Article
La independencia del reino de Quito
Fecha
2010Autor
Rodríguez O., Jaime E.
Institución
Resumen
This article advances a new interpretation of the process of independence in Ecuador, which began in 1808 and concluded in 1822. It demonstrates that the Quito revolution of 1809 was not an anticolonial movement.
Like the Juntas in the Peninsula and the rest of America formed after Napoleon’s invasion of the Iberian Peninsula, Quito sought to safeguard the Spanish Monarchy from the “godless” French. The independence of
the Kingdom Quito and the formation of the republic of Ecuador occurred within the context of the revolution of the Hispanic world and the dissolution of the Spanish Monarchy. This study analyses the rise of representative
government and the popular elections established by the Hispanic Constitution of 1812. The people of the Audiencia or Reino de Quito favored establishing an autonomous kingdom within the constitutional Spanish Monarchy. Although Guayaquil declared independence in 1820 and attempted to obtain support from the sierra to establish the Estado de Quito, that effort ultimately failed because the armies of the centralist republic of Colombia (Gran Colombia) led by Simón Bolívar forced the region to join the new republic.
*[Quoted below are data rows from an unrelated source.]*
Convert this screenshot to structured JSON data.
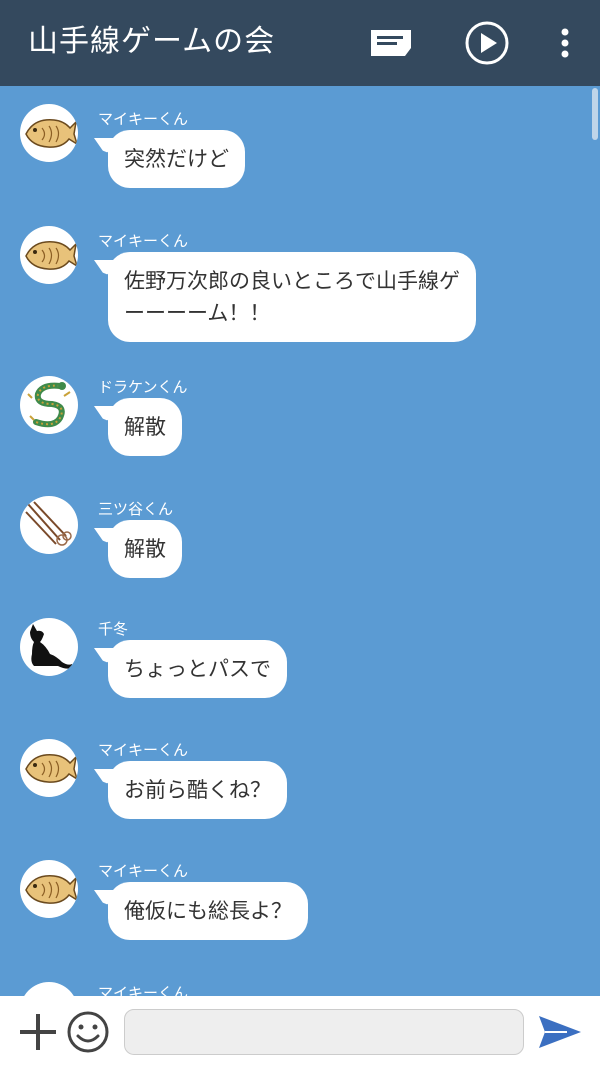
{
  "header": {
    "title": "山手線ゲームの会"
  },
  "messages": [
    {
      "sender": "マイキーくん",
      "text": "突然だけど",
      "avatar": "taiyaki-icon"
    },
    {
      "sender": "マイキーくん",
      "text_line1": "佐野万次郎の良いところで山手線ゲ",
      "text_line2": "ーーーーム！！",
      "avatar": "taiyaki-icon"
    },
    {
      "sender": "ドラケンくん",
      "text": "解散",
      "avatar": "dragon-icon"
    },
    {
      "sender": "三ツ谷くん",
      "text": "解散",
      "avatar": "needles-icon"
    },
    {
      "sender": "千冬",
      "text": "ちょっとパスで",
      "avatar": "cat-icon"
    },
    {
      "sender": "マイキーくん",
      "text": "お前ら酷くね？",
      "avatar": "taiyaki-icon"
    },
    {
      "sender": "マイキーくん",
      "text": "俺仮にも総長よ？",
      "avatar": "taiyaki-icon"
    },
    {
      "sender": "マイキーくん",
      "text": "",
      "avatar": "taiyaki-icon"
    }
  ],
  "footer": {
    "input_value": "",
    "input_placeholder": ""
  },
  "colors": {
    "header_bg": "#34495e",
    "chat_bg": "#5b9bd3",
    "send_accent": "#3b6fc1"
  }
}
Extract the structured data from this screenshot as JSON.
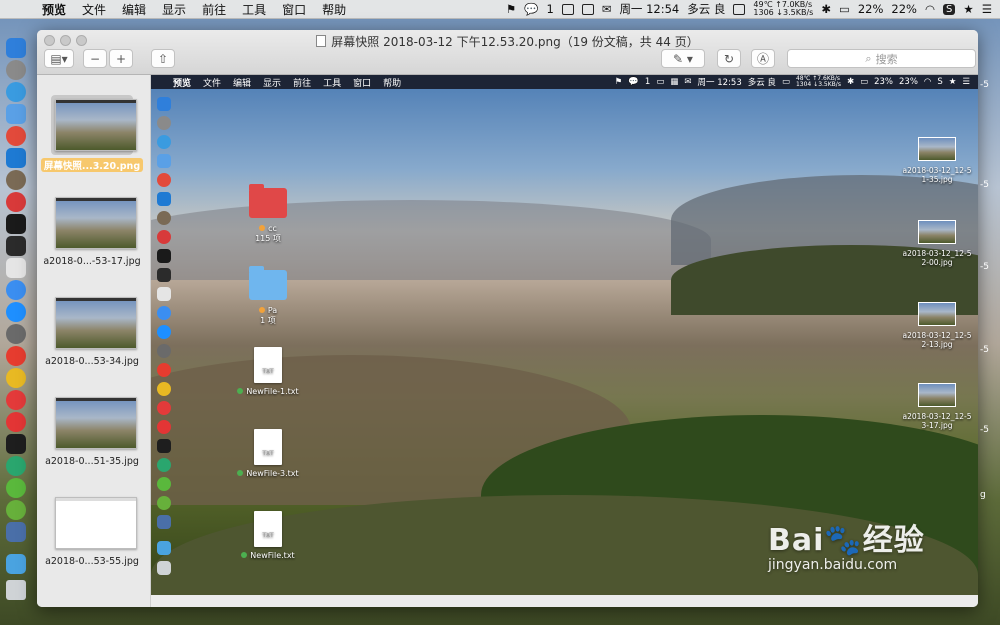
{
  "menubar": {
    "items": [
      "预览",
      "文件",
      "编辑",
      "显示",
      "前往",
      "工具",
      "窗口",
      "帮助"
    ],
    "wechat_count": "1",
    "clock": "周一 12:54",
    "weather": "多云 良",
    "temp": "49℃",
    "net_up": "↑7.0KB/s",
    "mem": "1306",
    "net_down": "↓3.5KB/s",
    "cpu": "22%",
    "battery": "22%"
  },
  "window": {
    "title": "屏幕快照 2018-03-12 下午12.53.20.png（19 份文稿，共 44 页）",
    "search_placeholder": "搜索"
  },
  "sidebar": {
    "items": [
      {
        "label": "屏幕快照...3.20.png",
        "selected": true
      },
      {
        "label": "a2018-0...-53-17.jpg"
      },
      {
        "label": "a2018-0...53-34.jpg"
      },
      {
        "label": "a2018-0...51-35.jpg"
      },
      {
        "label": "a2018-0...53-55.jpg"
      }
    ]
  },
  "inner": {
    "menubar": {
      "items": [
        "预览",
        "文件",
        "编辑",
        "显示",
        "前往",
        "工具",
        "窗口",
        "帮助"
      ],
      "wechat_count": "1",
      "clock": "周一 12:53",
      "weather": "多云 良",
      "temp": "48℃",
      "net_up": "↑7.6KB/s",
      "mem": "1304",
      "net_down": "↓3.5KB/s",
      "cpu": "23%",
      "battery": "23%"
    },
    "files": [
      {
        "name": "cc",
        "sub": "115 项",
        "kind": "folder",
        "color": "#e04848",
        "dot": "#f2a23a"
      },
      {
        "name": "Pa",
        "sub": "1 项",
        "kind": "folder",
        "color": "#6fb6ee",
        "dot": "#f2a23a"
      },
      {
        "name": "NewFile-1.txt",
        "kind": "txt",
        "type_label": "TXT",
        "dot": "#4caf50"
      },
      {
        "name": "NewFile-3.txt",
        "kind": "txt",
        "type_label": "TXT",
        "dot": "#4caf50"
      },
      {
        "name": "NewFile.txt",
        "kind": "txt",
        "type_label": "TXT",
        "dot": "#4caf50"
      }
    ],
    "right_files": [
      {
        "line1": "a2018-03-12_12-5",
        "line2": "1-35.jpg"
      },
      {
        "line1": "a2018-03-12_12-5",
        "line2": "2-00.jpg"
      },
      {
        "line1": "a2018-03-12_12-5",
        "line2": "2-13.jpg"
      },
      {
        "line1": "a2018-03-12_12-5",
        "line2": "3-17.jpg"
      }
    ]
  },
  "watermark": {
    "brand": "Bai",
    "brand2": "经验",
    "url": "jingyan.baidu.com"
  },
  "edge_labels": [
    "-5",
    "-5",
    "-5",
    "-5",
    "-5",
    "-5",
    "-5",
    "g"
  ]
}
When Gran Colombia fragmented in 1830, the former Kingdom of Quito formed a separate republic but lost some of
its northern provinces to Colombia. Rather than retaining its historic name, Quito, which Guayaquil and the Sierra preferred, the constituent congress decided to call the new nation Ecuador, the name given to the former kingdom when the region was forcibly incorporated into Gran Colombia.